The shelters provide a safe place to sleep; meals, snacks and water; health services including first aid; emotional support and mental health services; help reconnecting with loved ones and information about disaster-related resources in the community. When the displaced population returns home, the Red Cross helps with clean-up supplies, meal deliveries to areas that lack power and water plus a Case Worker to access funding for repair efforts. If the displaced citizens’ homes are not ready, then the Red Cross helps locate transitional housing and the shelters do not close until all of the citizens have a safe place to go.
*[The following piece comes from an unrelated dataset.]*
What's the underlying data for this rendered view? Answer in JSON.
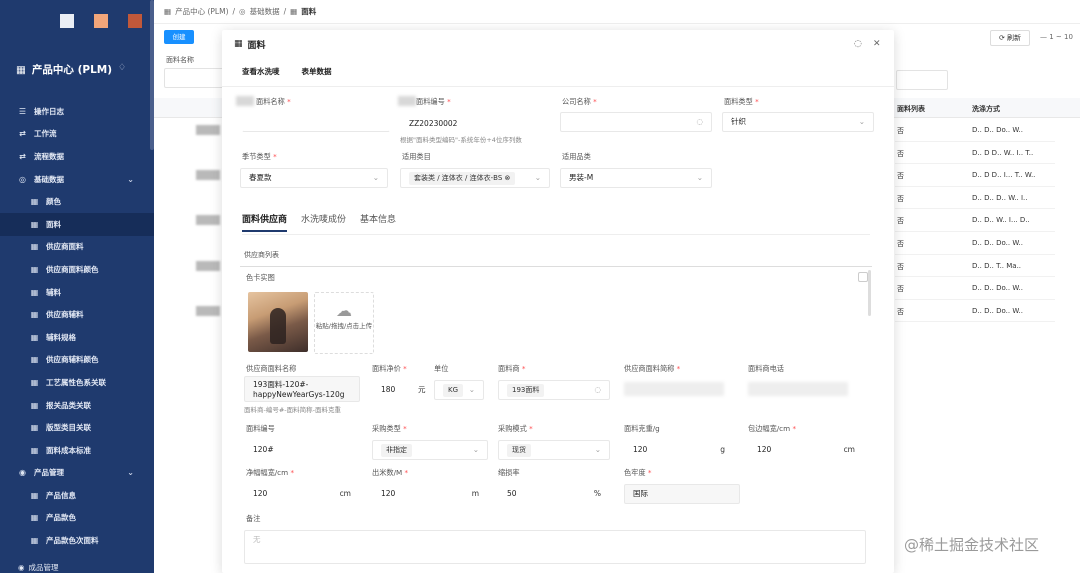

When disaster strikes, the DAT members climb into their Next Generation Emergency Response Vehicles (ERVs) and travel to the neighborhoods of those in need, providing food and water. Modular features allow the vehicle to quickly transform, so that the volunteers can serve thousands of meals a day or meet one-on-one with a family displaced by a home fire. The ergonomic design of its interior provides more room and greater comfort for volunteers who work for long hours inside the vehicle.

Volunteers can sit on chairs in the ERV and distribute food and water or interview displaced families. The interior workspace of the vehicle can easily be converted from meal service to cargo hauling to case work, resulting in a flexible response to a disaster. The ERV features a cluster of the latest electronic equipment like GPS, backup camera, two-way radio, backup alarm system and USB ports to charge cell phones.

The American Red Cross Pillowcase Project, sponsored by Disney, is an interactive preparedness program designed for youth ages 8 to 11. The activity aims to increase awareness and understanding of natural hazards and teaches safety, emotional coping skills and personal preparedness. Through instructor-led presentations, students learn the best ways to stay safe during a home fire and how to create their own emergency supply kits by packing essential items into a pillowcase for easy transport during a disaster. The pillowcase may contain small bottles of water, granola bars, dried fruit, a blanket, first aid kit, flashlight and extra batteries. Students also have the opportunity to decorate and personalize their pillowcases.

March was first proclaimed as National Red Cross Month in 1943 by President Franklin D. Roosevelt as a way to raise awareness of the organization and its humanitarian mission in the midst of war. Since then, every President has designated March as Red Cross Month. The American Red Cross is synonymous with helping people and has been doing so for more than 130 years.

Volunteers Linda, Brian and Nanci concluded, “Stepping forward for the Red Cross is a way of giving back to the community. Instead of waiting for others to help-We Just Do It!”